The young man from Lesotho was impressed by all our huge church buildings but could not understand why so few English people attend them. He shook his head, "I can't understand what's wrong... (...with you English", he might have added, but he was too polite). Of course, we are right to be cautious about imagining that God is telling us to do this or that. We all know the horror stories of religious delusion. But delusion-anxiety can really inhibit your faith. That's why we are placed within supportive Christian communities, why we have clergy who are called to the care of souls, why there are creeds and books and courses (yes, and even sermons). It is especially why we have bishops, and this is what our Bishop Tom says about today's gospel: "Sometimes his call comes slowly, starting like a faint murmur and growing until we can no longer ignore it. Sometimes he calls people as suddenly and dramatically as he called Peter and Andrew, James and John. When that happens to you, by whatever means and at whatever pace, you will know; Jesus has a way of getting through, and whatever we are engaged with -whatever nets we are mending or fish we are catching - somehow we will be sufficiently aware of his presence and call to know what it is we're being asked to do."

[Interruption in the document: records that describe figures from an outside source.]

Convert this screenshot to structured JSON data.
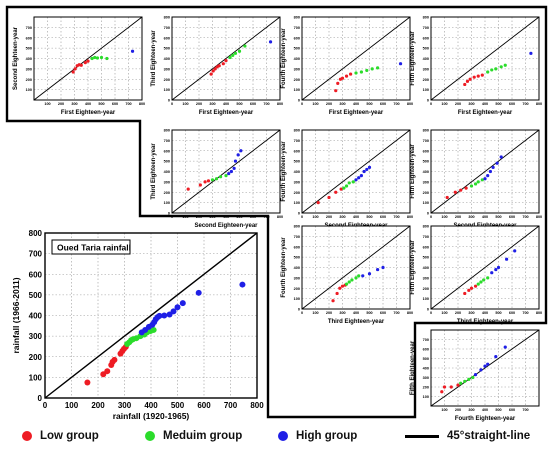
{
  "chart_data": [
    {
      "type": "scatter",
      "panel": "main",
      "title": "Oued Taria rainfall",
      "xlabel": "rainfall (1920-1965)",
      "ylabel": "rainfall (1966-2011)",
      "xlim": [
        0,
        800
      ],
      "ylim": [
        0,
        800
      ],
      "xticks": [
        0,
        100,
        200,
        300,
        400,
        500,
        600,
        700,
        800
      ],
      "yticks": [
        0,
        100,
        200,
        300,
        400,
        500,
        600,
        700,
        800
      ],
      "reference_line": "45° straight-line",
      "series": [
        {
          "name": "Low group",
          "color": "#ee1c24",
          "points": [
            [
              160,
              75
            ],
            [
              220,
              115
            ],
            [
              235,
              130
            ],
            [
              250,
              160
            ],
            [
              255,
              175
            ],
            [
              262,
              185
            ],
            [
              285,
              215
            ],
            [
              292,
              228
            ],
            [
              298,
              238
            ],
            [
              305,
              248
            ]
          ]
        },
        {
          "name": "Meduim group",
          "color": "#2bdc2b",
          "points": [
            [
              310,
              262
            ],
            [
              318,
              270
            ],
            [
              325,
              280
            ],
            [
              332,
              285
            ],
            [
              345,
              290
            ],
            [
              360,
              300
            ],
            [
              375,
              308
            ],
            [
              385,
              318
            ],
            [
              398,
              325
            ],
            [
              410,
              330
            ]
          ]
        },
        {
          "name": "High group",
          "color": "#1f1fe6",
          "points": [
            [
              365,
              318
            ],
            [
              378,
              330
            ],
            [
              392,
              345
            ],
            [
              405,
              355
            ],
            [
              412,
              368
            ],
            [
              418,
              382
            ],
            [
              425,
              392
            ],
            [
              432,
              398
            ],
            [
              450,
              400
            ],
            [
              470,
              405
            ],
            [
              485,
              420
            ],
            [
              500,
              440
            ],
            [
              520,
              460
            ],
            [
              580,
              510
            ],
            [
              745,
              550
            ]
          ]
        }
      ]
    },
    {
      "type": "scatter",
      "panel": "1-2",
      "xlabel": "First Eighteen-year",
      "ylabel": "Second Eighteen-year",
      "xlim": [
        0,
        800
      ],
      "ylim": [
        0,
        800
      ],
      "xticks": [
        100,
        200,
        300,
        400,
        500,
        600,
        700,
        800
      ],
      "yticks": [
        100,
        200,
        300,
        400,
        500,
        600,
        700
      ],
      "series": [
        {
          "name": "Low group",
          "points": [
            [
              290,
              270
            ],
            [
              305,
              300
            ],
            [
              320,
              330
            ],
            [
              335,
              340
            ],
            [
              350,
              335
            ],
            [
              380,
              360
            ],
            [
              400,
              375
            ]
          ]
        },
        {
          "name": "Meduim group",
          "points": [
            [
              430,
              400
            ],
            [
              450,
              410
            ],
            [
              470,
              405
            ],
            [
              500,
              410
            ],
            [
              540,
              400
            ]
          ]
        },
        {
          "name": "High group",
          "points": [
            [
              730,
              470
            ]
          ]
        }
      ]
    },
    {
      "type": "scatter",
      "panel": "1-3",
      "xlabel": "First Eighteen-year",
      "ylabel": "Third Eighteen-year",
      "xlim": [
        0,
        800
      ],
      "ylim": [
        0,
        800
      ],
      "series": [
        {
          "name": "Low group",
          "points": [
            [
              290,
              250
            ],
            [
              305,
              280
            ],
            [
              320,
              300
            ],
            [
              335,
              320
            ],
            [
              350,
              330
            ],
            [
              380,
              350
            ],
            [
              400,
              380
            ]
          ]
        },
        {
          "name": "Meduim group",
          "points": [
            [
              430,
              410
            ],
            [
              450,
              430
            ],
            [
              470,
              450
            ],
            [
              500,
              470
            ],
            [
              540,
              520
            ]
          ]
        },
        {
          "name": "High group",
          "points": [
            [
              730,
              560
            ]
          ]
        }
      ]
    },
    {
      "type": "scatter",
      "panel": "1-4",
      "xlabel": "First Eighteen-year",
      "ylabel": "Fourth Eighteen-year",
      "xlim": [
        0,
        800
      ],
      "ylim": [
        0,
        800
      ],
      "series": [
        {
          "name": "Low group",
          "points": [
            [
              250,
              90
            ],
            [
              265,
              160
            ],
            [
              285,
              200
            ],
            [
              300,
              210
            ],
            [
              330,
              230
            ],
            [
              360,
              250
            ]
          ]
        },
        {
          "name": "Meduim group",
          "points": [
            [
              400,
              260
            ],
            [
              440,
              270
            ],
            [
              480,
              285
            ],
            [
              520,
              300
            ],
            [
              560,
              310
            ]
          ]
        },
        {
          "name": "High group",
          "points": [
            [
              730,
              350
            ]
          ]
        }
      ]
    },
    {
      "type": "scatter",
      "panel": "1-5",
      "xlabel": "First Eighteen-year",
      "ylabel": "Fifth Eighteen-year",
      "xlim": [
        0,
        800
      ],
      "ylim": [
        0,
        800
      ],
      "series": [
        {
          "name": "Low group",
          "points": [
            [
              250,
              150
            ],
            [
              270,
              180
            ],
            [
              290,
              200
            ],
            [
              320,
              220
            ],
            [
              350,
              230
            ],
            [
              380,
              240
            ]
          ]
        },
        {
          "name": "Meduim group",
          "points": [
            [
              420,
              270
            ],
            [
              450,
              290
            ],
            [
              480,
              300
            ],
            [
              520,
              320
            ],
            [
              550,
              335
            ]
          ]
        },
        {
          "name": "High group",
          "points": [
            [
              740,
              450
            ]
          ]
        }
      ]
    },
    {
      "type": "scatter",
      "panel": "2-3",
      "xlabel": "Second Eighteen-year",
      "ylabel": "Third Eighteen-year",
      "xlim": [
        0,
        800
      ],
      "ylim": [
        0,
        800
      ],
      "series": [
        {
          "name": "Low group",
          "points": [
            [
              120,
              230
            ],
            [
              210,
              270
            ],
            [
              245,
              300
            ],
            [
              270,
              310
            ]
          ]
        },
        {
          "name": "Meduim group",
          "points": [
            [
              300,
              320
            ],
            [
              330,
              330
            ],
            [
              360,
              350
            ],
            [
              400,
              360
            ]
          ]
        },
        {
          "name": "High group",
          "points": [
            [
              420,
              380
            ],
            [
              440,
              400
            ],
            [
              460,
              430
            ],
            [
              470,
              500
            ],
            [
              490,
              560
            ],
            [
              510,
              600
            ]
          ]
        }
      ]
    },
    {
      "type": "scatter",
      "panel": "2-4",
      "xlabel": "Second Eighteen-year",
      "ylabel": "Fourth Eighteen-year",
      "xlim": [
        0,
        800
      ],
      "ylim": [
        0,
        800
      ],
      "series": [
        {
          "name": "Low group",
          "points": [
            [
              120,
              100
            ],
            [
              200,
              150
            ],
            [
              250,
              200
            ],
            [
              290,
              230
            ]
          ]
        },
        {
          "name": "Meduim group",
          "points": [
            [
              310,
              240
            ],
            [
              330,
              260
            ],
            [
              350,
              290
            ],
            [
              380,
              300
            ]
          ]
        },
        {
          "name": "High group",
          "points": [
            [
              400,
              320
            ],
            [
              420,
              340
            ],
            [
              440,
              360
            ],
            [
              460,
              400
            ],
            [
              480,
              420
            ],
            [
              500,
              440
            ]
          ]
        }
      ]
    },
    {
      "type": "scatter",
      "panel": "2-5",
      "xlabel": "Second Eighteen-year",
      "ylabel": "Fifth Eighteen-year",
      "xlim": [
        0,
        800
      ],
      "ylim": [
        0,
        800
      ],
      "series": [
        {
          "name": "Low group",
          "points": [
            [
              120,
              150
            ],
            [
              180,
              200
            ],
            [
              220,
              220
            ],
            [
              260,
              240
            ]
          ]
        },
        {
          "name": "Meduim group",
          "points": [
            [
              300,
              260
            ],
            [
              330,
              280
            ],
            [
              350,
              300
            ],
            [
              380,
              320
            ]
          ]
        },
        {
          "name": "High group",
          "points": [
            [
              400,
              330
            ],
            [
              420,
              360
            ],
            [
              440,
              400
            ],
            [
              460,
              440
            ],
            [
              490,
              480
            ],
            [
              520,
              540
            ]
          ]
        }
      ]
    },
    {
      "type": "scatter",
      "panel": "3-4",
      "xlabel": "Third Eighteen-year",
      "ylabel": "Fourth Eighteen-year",
      "xlim": [
        0,
        800
      ],
      "ylim": [
        0,
        800
      ],
      "series": [
        {
          "name": "Low group",
          "points": [
            [
              230,
              80
            ],
            [
              260,
              150
            ],
            [
              280,
              200
            ],
            [
              300,
              220
            ],
            [
              320,
              230
            ]
          ]
        },
        {
          "name": "Meduim group",
          "points": [
            [
              330,
              240
            ],
            [
              350,
              260
            ],
            [
              370,
              280
            ],
            [
              400,
              300
            ],
            [
              420,
              320
            ]
          ]
        },
        {
          "name": "High group",
          "points": [
            [
              450,
              320
            ],
            [
              500,
              340
            ],
            [
              560,
              380
            ],
            [
              600,
              400
            ]
          ]
        }
      ]
    },
    {
      "type": "scatter",
      "panel": "3-5",
      "xlabel": "Third Eighteen-year",
      "ylabel": "Fifth Eighteen-year",
      "xlim": [
        0,
        800
      ],
      "ylim": [
        0,
        800
      ],
      "series": [
        {
          "name": "Low group",
          "points": [
            [
              250,
              150
            ],
            [
              280,
              180
            ],
            [
              300,
              200
            ],
            [
              330,
              220
            ]
          ]
        },
        {
          "name": "Meduim group",
          "points": [
            [
              350,
              240
            ],
            [
              370,
              260
            ],
            [
              390,
              280
            ],
            [
              420,
              300
            ]
          ]
        },
        {
          "name": "High group",
          "points": [
            [
              450,
              350
            ],
            [
              480,
              380
            ],
            [
              500,
              400
            ],
            [
              560,
              480
            ],
            [
              620,
              560
            ]
          ]
        }
      ]
    },
    {
      "type": "scatter",
      "panel": "4-5",
      "xlabel": "Fourth Eighteen-year",
      "ylabel": "Fifth Eighteen-year",
      "xlim": [
        0,
        800
      ],
      "ylim": [
        0,
        800
      ],
      "xticks": [
        100,
        200,
        300,
        400,
        500,
        600,
        700
      ],
      "yticks": [
        100,
        200,
        300,
        400,
        500,
        600,
        700
      ],
      "series": [
        {
          "name": "Low group",
          "points": [
            [
              80,
              150
            ],
            [
              100,
              200
            ],
            [
              150,
              200
            ],
            [
              200,
              220
            ]
          ]
        },
        {
          "name": "Meduim group",
          "points": [
            [
              220,
              240
            ],
            [
              250,
              260
            ],
            [
              280,
              280
            ],
            [
              310,
              300
            ]
          ]
        },
        {
          "name": "High group",
          "points": [
            [
              330,
              330
            ],
            [
              370,
              380
            ],
            [
              400,
              420
            ],
            [
              420,
              440
            ],
            [
              480,
              520
            ],
            [
              550,
              620
            ]
          ]
        }
      ]
    }
  ],
  "legend": {
    "low": "Low group",
    "medium": "Meduim group",
    "high": "High group",
    "line": "45°straight-line"
  },
  "colors": {
    "low": "#ee1c24",
    "medium": "#2bdc2b",
    "high": "#1f1fe6",
    "line": "#000000"
  }
}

This is the road all disciples travel with the Lord who calls. It is not just the self-indulgent fancy of religious people. We are apt to use the term ‘discipleship' rather loosely these days, but the call of Peter and Andrew sharpens up something of what it means. When the King calls, you go. The Nazis showed us the kind of kingdom we do not want to belong to: Bonhoeffer showed us how to belong to the Kingdom of God. "Faith becomes faith in the act of obedience".